CARTA AO ALFAIATE
“Povo que viveis flagelados”. Sim, flagelados é como vivia você, Aprendiz de alfaiate, talvez nem isso, Aprendiz de Aprendiz, tão baixo o teu soldo, tão ínfimo o salário. Mas tudo parecia ter um breve fim, todas as mazelas e desditas de sua vida, Aprendiz de Aprendiz, quando à noite – horas mortas – você assistia às soturnas reuniões daquele grupo de dissidentes, daquela confraria de revolucionários bahienses que buscavam liberdade do “pleno poder do indigno coroado, esse mesmo rei que vós criastes”.
Afinal, “esse mesmo rei tirano é o que se firma no trono para vos vexar, para vos roubar e para vos maltratar.” As palavras do panfleto a ser divulgado por toda a Cidade da Bahia não saíam de sua mente, não é mesmo? Aprendiz de Aprendiz, esquece essas coisas. Abandona a companhia desses homens que te levarão apenas ao desagrado do Rei e à desaprovação da Coroa. Sua mãe nunca lhe disse isso? Várias vezes, estou certo disso. Não Aprendiz de Aprendiz, você não a escutou.

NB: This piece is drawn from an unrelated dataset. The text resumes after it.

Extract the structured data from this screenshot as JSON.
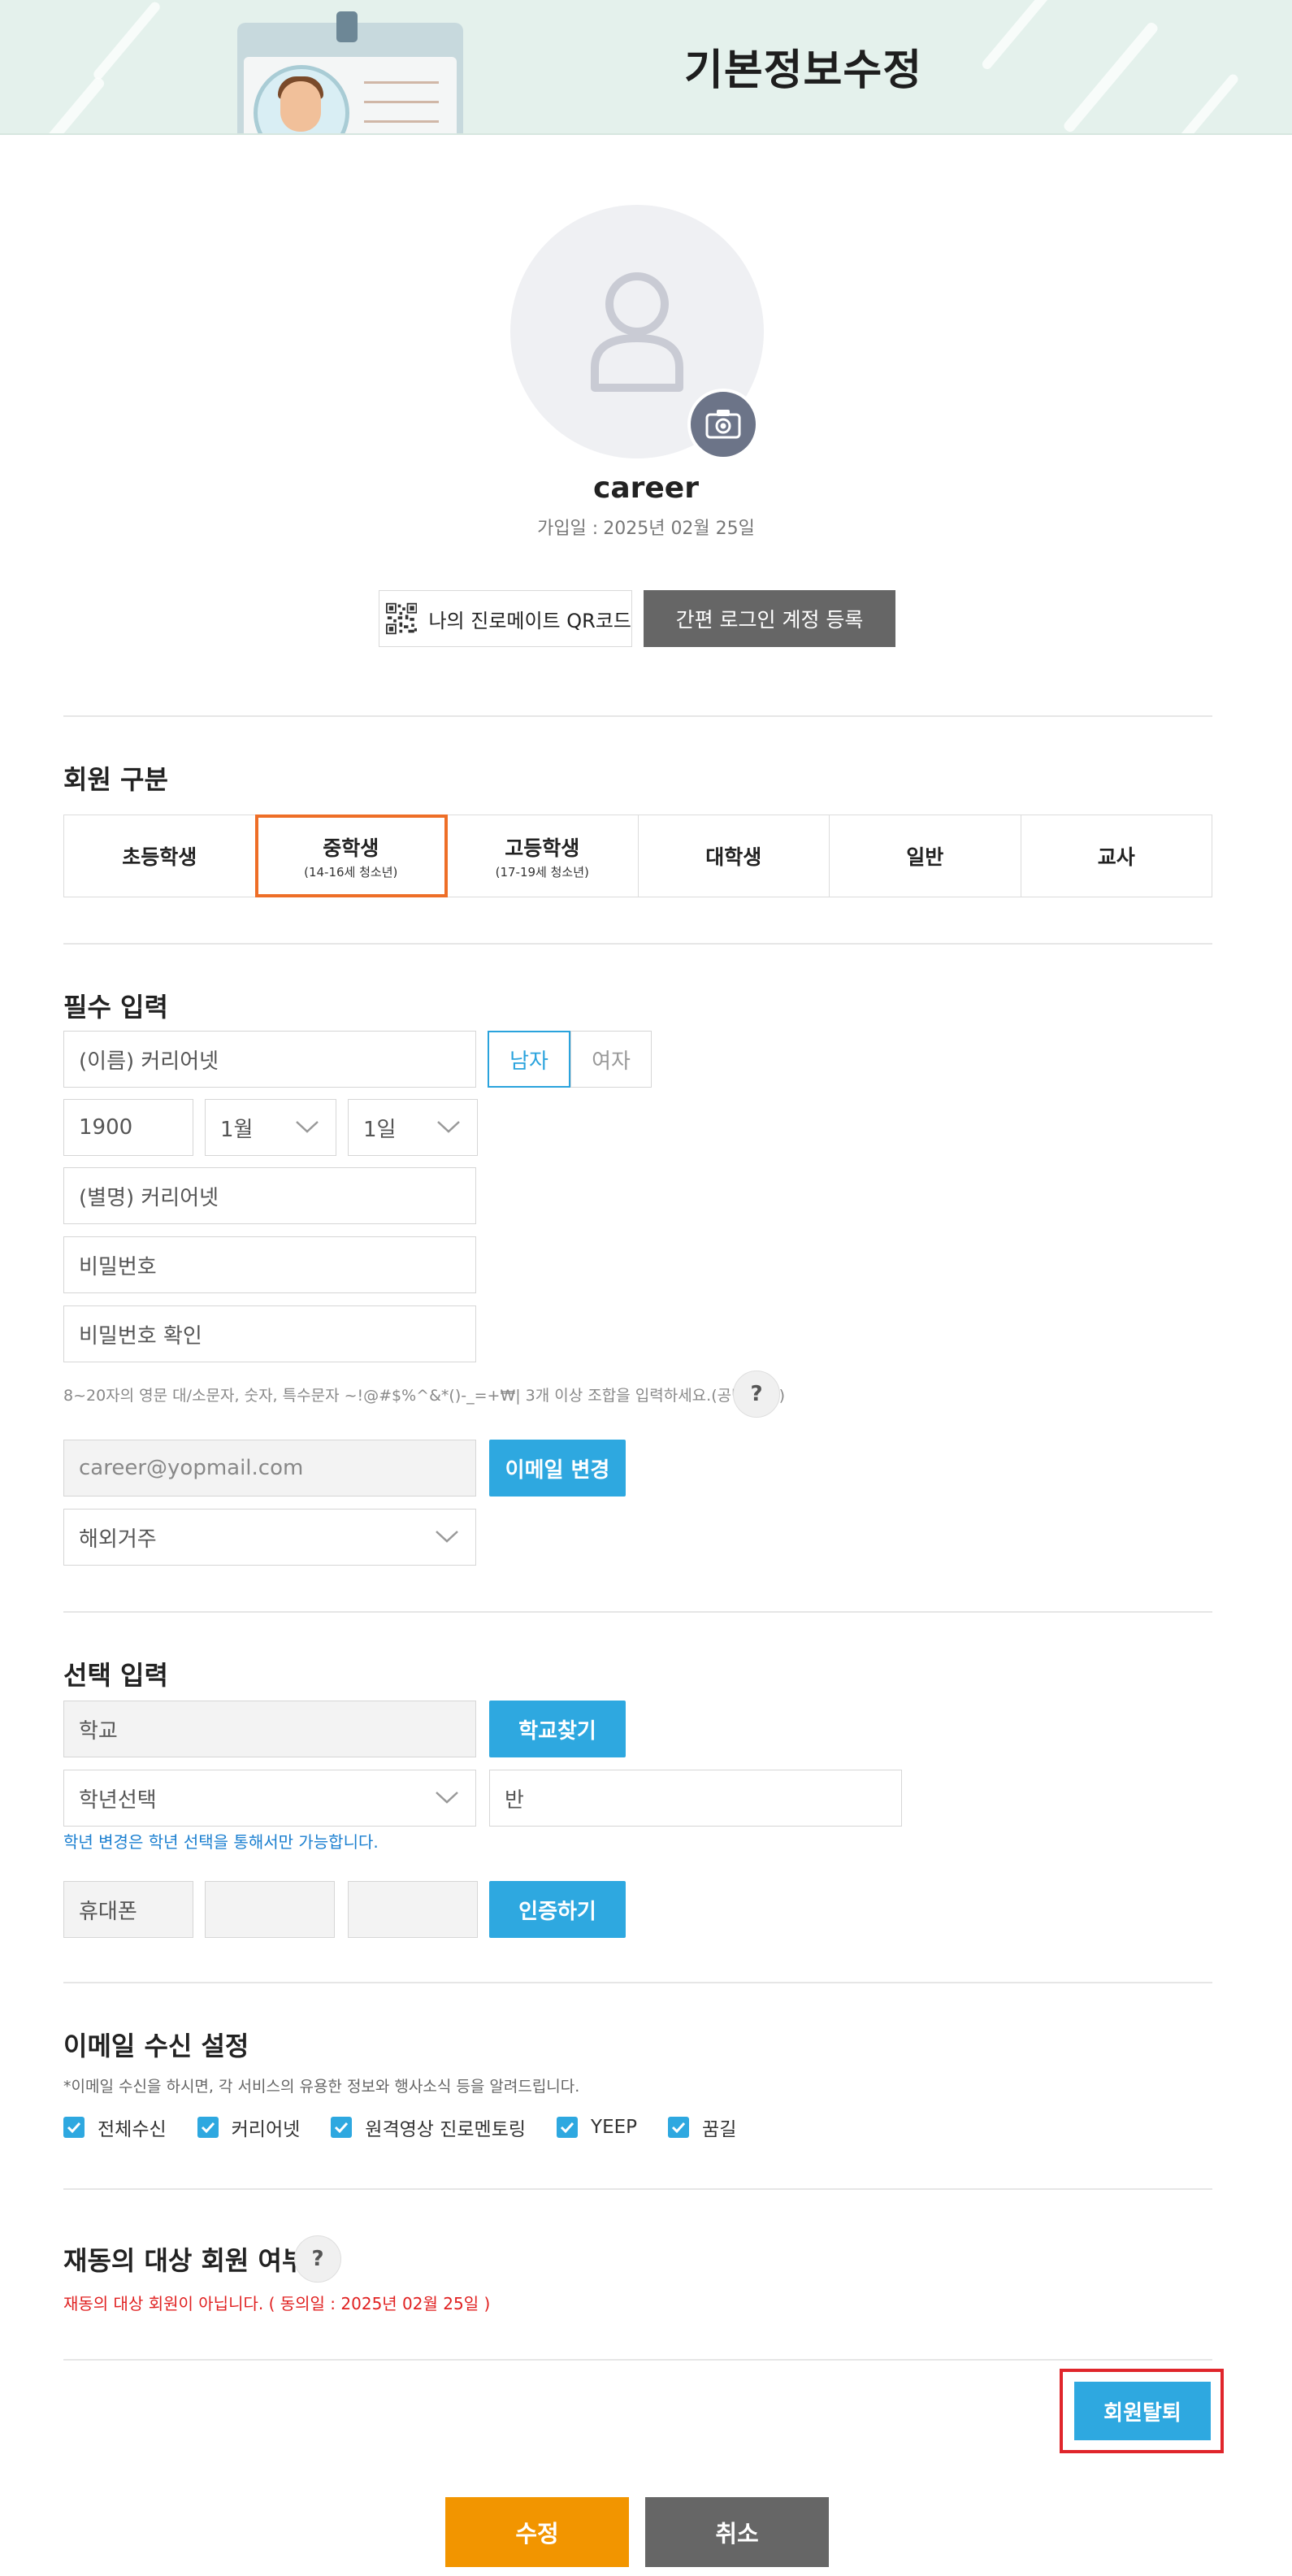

Continuou saindo do trabalho e se dirigindo ao porão escuro onde ocorriam as reuniões dos conjuros, do povo que libertaria o povo da Bahia. “Animai-vos Povo Bahiense que está por chegar o tempo feliz da nossa liberdade: o tempo em que todos seremos iguais”. Povo. Muitos anos depois alguém diria que povo é uma porção delimitada de ninguém, um mito da burguesia. Mas isso não pertence ao seu tempo, Aprendiz de Aprendiz, e você realmente acreditava poder libertar o povo da opressão.

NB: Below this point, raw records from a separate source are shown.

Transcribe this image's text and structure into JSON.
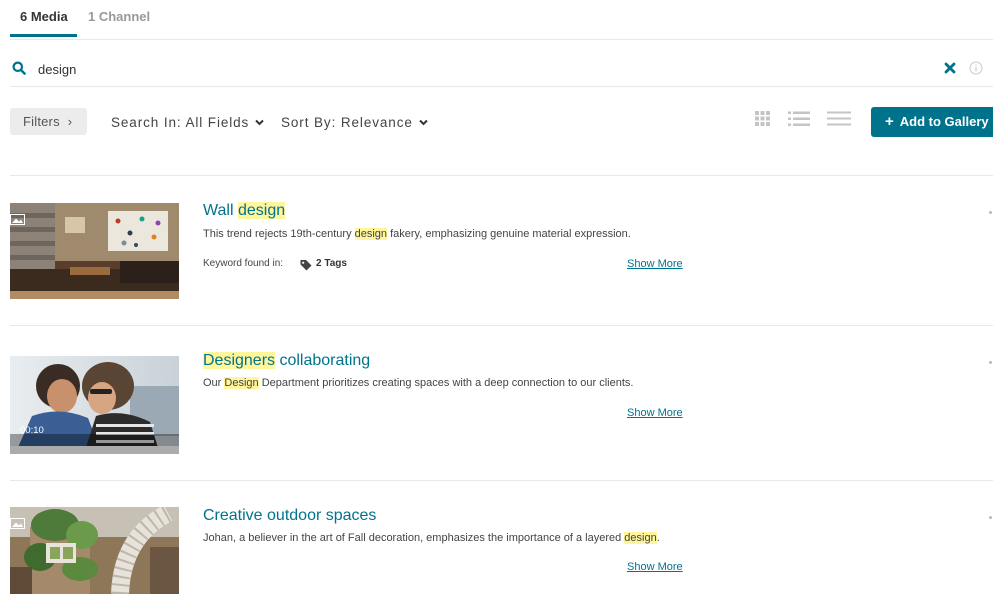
{
  "tabs": [
    {
      "label": "6 Media"
    },
    {
      "label": "1 Channel"
    }
  ],
  "search": {
    "value": "design",
    "clear_icon": "close-icon",
    "info_icon": "info-icon"
  },
  "toolbar": {
    "filters_label": "Filters",
    "search_in_label": "Search In: All Fields",
    "sort_by_label": "Sort By: Relevance",
    "add_to_gallery_label": "Add to Gallery",
    "views": [
      "grid-view-icon",
      "detailed-list-view-icon",
      "compact-list-view-icon"
    ]
  },
  "colors": {
    "accent": "#00738c",
    "highlight": "#fff59a"
  },
  "results": [
    {
      "title_parts": [
        "Wall ",
        "design"
      ],
      "desc_parts": [
        "This trend rejects 19th-century ",
        "design",
        " fakery, emphasizing genuine material expression."
      ],
      "keyword_label": "Keyword found in:",
      "tags_label": "2 Tags",
      "show_more": "Show More"
    },
    {
      "title_parts": [
        "Designers",
        " collaborating"
      ],
      "desc_parts": [
        "Our ",
        "Design",
        " Department prioritizes creating spaces with a deep connection to our clients."
      ],
      "duration": "00:10",
      "show_more": "Show More"
    },
    {
      "title": "Creative outdoor spaces",
      "desc_parts": [
        "Johan, a believer in the art of Fall decoration, emphasizes the importance of a layered ",
        "design",
        "."
      ],
      "show_more": "Show More"
    }
  ]
}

Então, peito cheio de esperança, os panfletos começaram, com sua ajuda, a ser distribuídos por toda a cidade. Promessas de liberdade, de igualdade, de fraternidade assaltaram o povo, o seu povo, e deram novas perspectivas a ele. E a você, Aprendiz, deram novo fôlego à certeza que sempre lhe acompanhou de que aquilo iria dar certo. Uma Revolução Bahiense muito maior do que a Francesa, muito superior a ela porque, essa sim, iria mudar a sua vida. Aprendiz, admita, você ficou um pouco orgulhoso de si mesmo, não? Cheio de si por participar de algo tão grandioso, tão importante. Seu nome iria entrar para a história. Aprendiz de Aprendiz dos Santos. Muito bem!

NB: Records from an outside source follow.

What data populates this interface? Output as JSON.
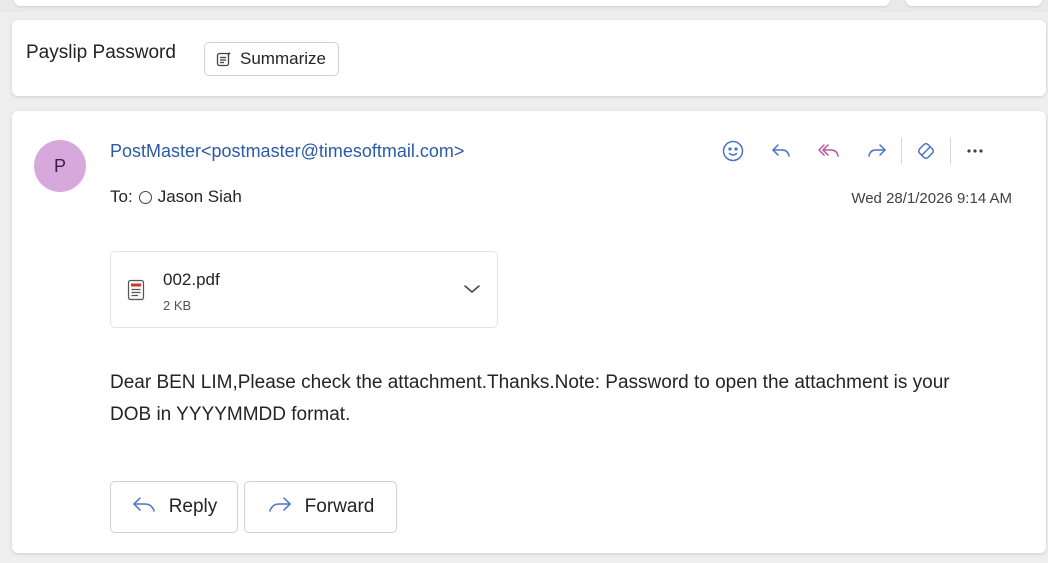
{
  "subject": {
    "title": "Payslip Password",
    "summarize_label": "Summarize"
  },
  "message": {
    "avatar_initial": "P",
    "sender": "PostMaster<postmaster@timesoftmail.com>",
    "to_label": "To:",
    "recipient": "Jason Siah",
    "date": "Wed 28/1/2026 9:14 AM",
    "actions": [
      "emoji-icon",
      "reply-icon",
      "reply-all-icon",
      "forward-icon",
      "apps-icon",
      "more-icon"
    ],
    "attachment": {
      "name": "002.pdf",
      "size": "2 KB",
      "icon": "pdf-file-icon"
    },
    "body": "Dear BEN LIM,Please check the attachment.Thanks.Note: Password to open the attachment is your DOB in YYYYMMDD format.",
    "reply_label": "Reply",
    "forward_label": "Forward"
  },
  "colors": {
    "accent": "#2b5aa8",
    "avatar_bg": "#d7a8db",
    "icon_blue": "#4a73c5"
  }
}
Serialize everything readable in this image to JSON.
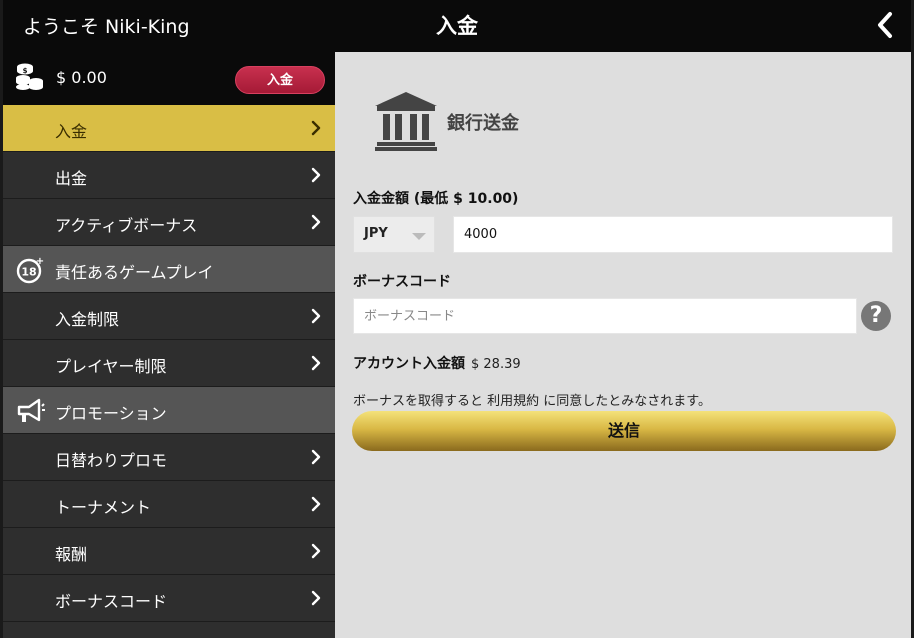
{
  "header": {
    "welcome": "ようこそ Niki-King",
    "title": "入金",
    "back_icon": "chevron-left-icon"
  },
  "balance": {
    "amount": "$ 0.00",
    "deposit_button": "入金"
  },
  "menu": [
    {
      "label": "入金",
      "type": "item",
      "active": true
    },
    {
      "label": "出金",
      "type": "item"
    },
    {
      "label": "アクティブボーナス",
      "type": "item"
    },
    {
      "label": "責任あるゲームプレイ",
      "type": "section",
      "icon": "age-18-icon"
    },
    {
      "label": "入金制限",
      "type": "item"
    },
    {
      "label": "プレイヤー制限",
      "type": "item"
    },
    {
      "label": "プロモーション",
      "type": "section",
      "icon": "megaphone-icon"
    },
    {
      "label": "日替わりプロモ",
      "type": "item"
    },
    {
      "label": "トーナメント",
      "type": "item"
    },
    {
      "label": "報酬",
      "type": "item"
    },
    {
      "label": "ボーナスコード",
      "type": "item"
    }
  ],
  "content": {
    "method_title": "銀行送金",
    "amount_label": "入金金額",
    "min_label": "(最低 $ 10.00)",
    "currency": "JPY",
    "amount_value": "4000",
    "bonus_label": "ボーナスコード",
    "bonus_placeholder": "ボーナスコード",
    "account_label": "アカウント入金額",
    "account_value": "$ 28.39",
    "terms": "ボーナスを取得すると 利用規約 に同意したとみなされます。",
    "submit": "送信"
  },
  "colors": {
    "active_item": "#d9be45",
    "section_bg": "#555555",
    "deposit_button": "#b82240"
  }
}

Cadê todos aqueles maus augúrios perpetrados por sua mãe, tão preocupada, tão extremosa, mas tão conformada, coitada! Nada parecia abalar agora a revolução. Nada poderia ir contra ela que fosse suficientemente forte para derrotá-la. Os amigos do bairro tinham muito medo para fazer o mesmo que você fez, ir de encontro ao Imperador. Jamais fariam isso. Mas você, Aprendiz, você fez. E muito bem. Toda a Estrada das Boiadas lera cada panfleto que a Conjuração Baiana (fico me perguntando se você sabia que o movimento iria ser registrado com esse nome) divulgava.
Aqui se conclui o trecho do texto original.